This Is What Happens When You Ask a 'Cyborg' for L.A. Earthquake Predictions
Moon Ribas is co-founder of the Cyborg Foundation and an avant-garde dancer who choreographs according to vibes emanating from the seismic sensor surgically embedded into her elbow. We asked her for some earthquake predictions for Los Angeles.
It should perhaps come as no surprise that the elbow of dancer Moon Ribas cannot predict an earthquake. (Sorry.) What is surprising is that it can tell you if one is happening halfway around the world, thanks to a surgically embedded sensor linked to a global web of seismographs. Any quake registering one or more on the Richter scale generates vibrations in her arm.
Ribas interprets the vibrations into dance, which gets awkward if there is no earthquake, leaving her motionless before a room full of paying audience members. Luckily, rumbling occurs somewhere in the world every few minutes. The Nepal quake of 2015 woke her in the middle of the night. “When it’s something really devastating, I feel terrible. It’s a very weird thing. It not only connects you to the planet but also other people,” she tells The Hollywood Reporter.

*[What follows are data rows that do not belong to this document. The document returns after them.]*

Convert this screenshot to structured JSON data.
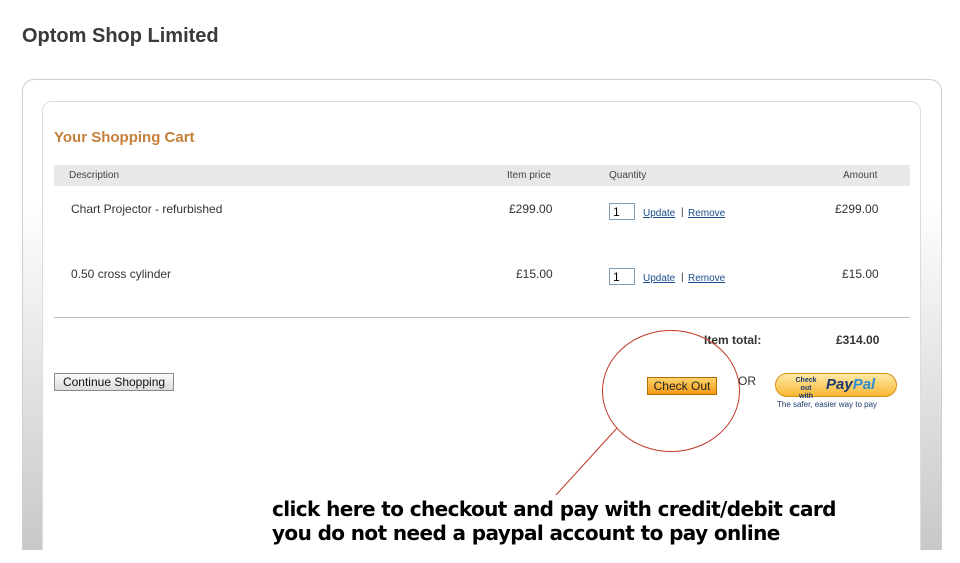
{
  "shop": {
    "title": "Optom Shop Limited"
  },
  "cart": {
    "heading": "Your Shopping Cart",
    "columns": {
      "description": "Description",
      "item_price": "Item price",
      "quantity": "Quantity",
      "amount": "Amount"
    },
    "items": [
      {
        "description": "Chart Projector - refurbished",
        "price": "£299.00",
        "quantity": "1",
        "amount": "£299.00"
      },
      {
        "description": "0.50 cross cylinder",
        "price": "£15.00",
        "quantity": "1",
        "amount": "£15.00"
      }
    ],
    "update_label": "Update",
    "remove_label": "Remove",
    "separator": "|",
    "total_label": "Item total:",
    "total_value": "£314.00"
  },
  "actions": {
    "continue_label": "Continue Shopping",
    "checkout_label": "Check Out",
    "or_label": "OR",
    "paypal_small_line1": "Check out",
    "paypal_small_line2": "with",
    "paypal_brand_pay": "Pay",
    "paypal_brand_pal": "Pal",
    "paypal_tagline": "The safer, easier way to pay"
  },
  "annotation": {
    "line1": "click here to checkout and pay with credit/debit card",
    "line2": "you do not need a paypal account to pay online",
    "color": "#c0392b"
  },
  "colors": {
    "heading": "#c47f3a",
    "link": "#1a4d8c",
    "checkout": "#f29a16"
  }
}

Seismic Sense is not Ribas’ first piece experimenting with sense-altering technology. In 2007, she wore a pair of kaleidoscope glasses allowing her to see only color, but not shape. She travelled across Europe never taking them off, befriending people without ever seeing their faces. Speedborg is what she called her next experiment, a pair of earrings that registered through vibration the speed of elements around her. (Does that technology even exist? She's an artist, people.) Seismic Sense is the first time she has had a device surgically implanted, marking a departure for the New York-based 31-year-old Spaniard, officially making her a cyborg — and not just any cyborg, but a leader of cyborgs.
Ribas is co-founder of the Cyborg Foundation, which is dedicated to “an artistic and social movement that aims to create artworks through new senses or the extension, reduction or modification of an existing sense as a result of the union of cybernetics and the body,” according to its website. Her co-founder is childhood friend and artist Neil Harbisson, who was born with color-blindness that was corrected through an implant in his head he calls “eyeborg,” which converts color into sound. With the modification, a walk through the grocery store is like a night at the symphony, and one can eat a favorite song for breakfast.
“We collaborate sometimes with universities. We advise and we put people together to collaborate” is how Ribas describes the foundation, which branches out next month with Cyborg Nest, offering the public a chance to join the ranks of what they hope is a growing cyborg movement. For the reasonable price of $300, you can never lose direction again, thanks to North Sense, a compass-like implant that orients the user no matter how unfamiliar their surroundings. All procedures are medically sanctioned and certified with insurance and paperwork completed.
“We have to attend to the rights of designing our own bodies and our own minds. We don’t need to wait for natural evolution anymore. We are in an era that we can evolve in our lifetime and keep changing,” says Ribas, who bases a separate performance on drums that also originates from the tectonic plates. Current plans are to finance earthquake research with a portion of the funds generated by her artwork.
Future plans are literally out of this world. “Space exploration is next. I want to perceive seismic activity on the moon, connect to the moonquakes so it will allow me to be in space at the same time,” she explains. “Buzz Aldrin was in charge of putting a seismograph on the moon, but it broke. They’re finding other ways to detect seismic data on the moon. So I’m working on it.”